Detection of the trifluoroacetyl methyl ester derivative of CML generated by activation human neutrophils by electron ionization GC/MS with selected ion monitoring. Freshly harvested human neutrophils (10⁶/mL) were incubated at 37°C in medium B supplemented with 1 mM L-serine. Cells were stimulated with 250 nM PMA and maintained in suspension by intermittent inversion. After a 45-minute incubation, cells were removed by centrifugation, and RNase A (1 mg/mL final concentration) was added. After a 96-hour incubation at 37°C, protein-bound CML in the incubation medium was detected by electron ionization GC/MS with selected ion monitoring. The ions at m/z 392 (M^•+ – CH₃OH) and m/z 305 (M^•+ – 2 COOCH₃ –H) represent the most abundant ions in the full-scan mass spectrum of CML. Note that the ions derived from d₄-labeled CML at m/z 309 and m/z 396 elute slightly earlier than the corresponding ions of CML, as has been shown for many other deuterated compounds (45).

Figure 8

Progress curve and reaction requirements for generation of CML on RNase A by activated human neutrophils. (a) Freshly harvested human neutrophils (10⁶/mL) were incubated at 37°C in medium B supplemented with 1 mM L-serine as described in the legend to Figure 6. After incubation for the indicated period at 37°C, the reaction was stopped by freezing at –20°C. The incubation medium was then subjected to analysis for CML by electron ionization isotope dilution GC/MS with selected ion monitoring. (b) Freshly harvested human neutrophils (10⁶/mL) were incubated at 37°C in medium B supplemented with 1 mM L-serine (Complete) as in a.

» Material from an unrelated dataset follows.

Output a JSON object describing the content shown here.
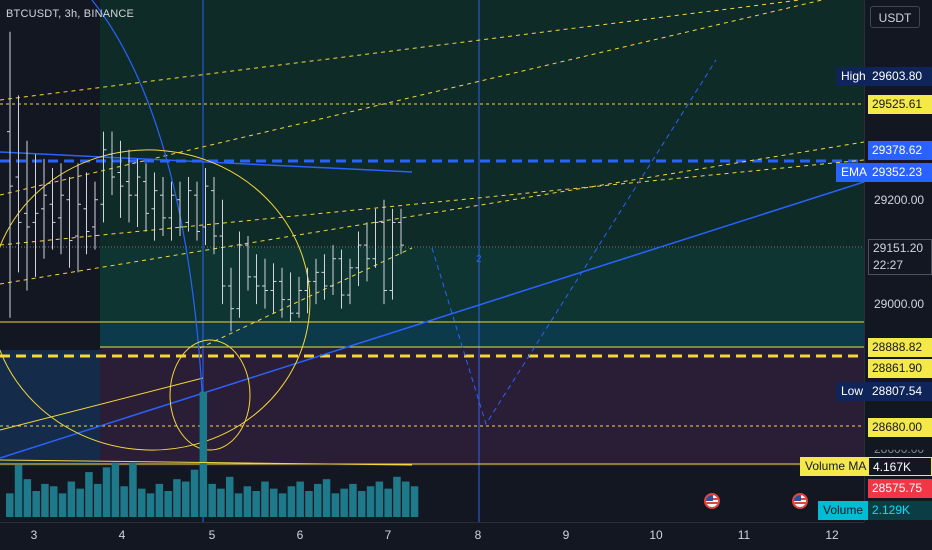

After the addition of 1 mg/mL RNase A, the reaction mixture was incubated for 96 hours. Reactions were then subjected to analysis for CML by electron ionization selected ion monitoring GC/MS. When indicated, cells, L-serine,or PMA was omitted, or azide (5 mM) or catalase (500 nM) was included in the complete cellular system. Values are corrected for the endogenous CML content (12.2 μmol/mol lysine) of RNase A.

Figure 9

Reaction requirements for generation of CML on RNase A by activated human neutrophils in medium supplemented with plasma concentrations of free amino acids. Isolated neutrophils (10⁶/mL) were activated with 200 nM PMA in medium B supplemented with 1 mg/mL RNase A, 260 μM L-glutamate, 210 μM L-alanine, 200μm L-serine, 175 μM glycine, 165 μM L-valine, 100 μM L-proline, and 100 μM L-lysine. When indicated, L-serine was omitted (–Ser) from the medium, and sodium azide (Azide; 5 mM) or 3-aminotriazole (ATA; 10 mM) was included. After a 1-hour incubation at 37°C, cells were removed by centrifugation, and the medium was incubated for another 16 hours at 37°C. Reaction mixtures were then subjected to analysis for CML by negative-ion electron capture isotope dilution GC/MS with selected ion monitoring. Values are corrected for the endogenous CML content (21.0 μmol/mol lysine) of RNase A and represent the mean ± SEM of 6 determinations.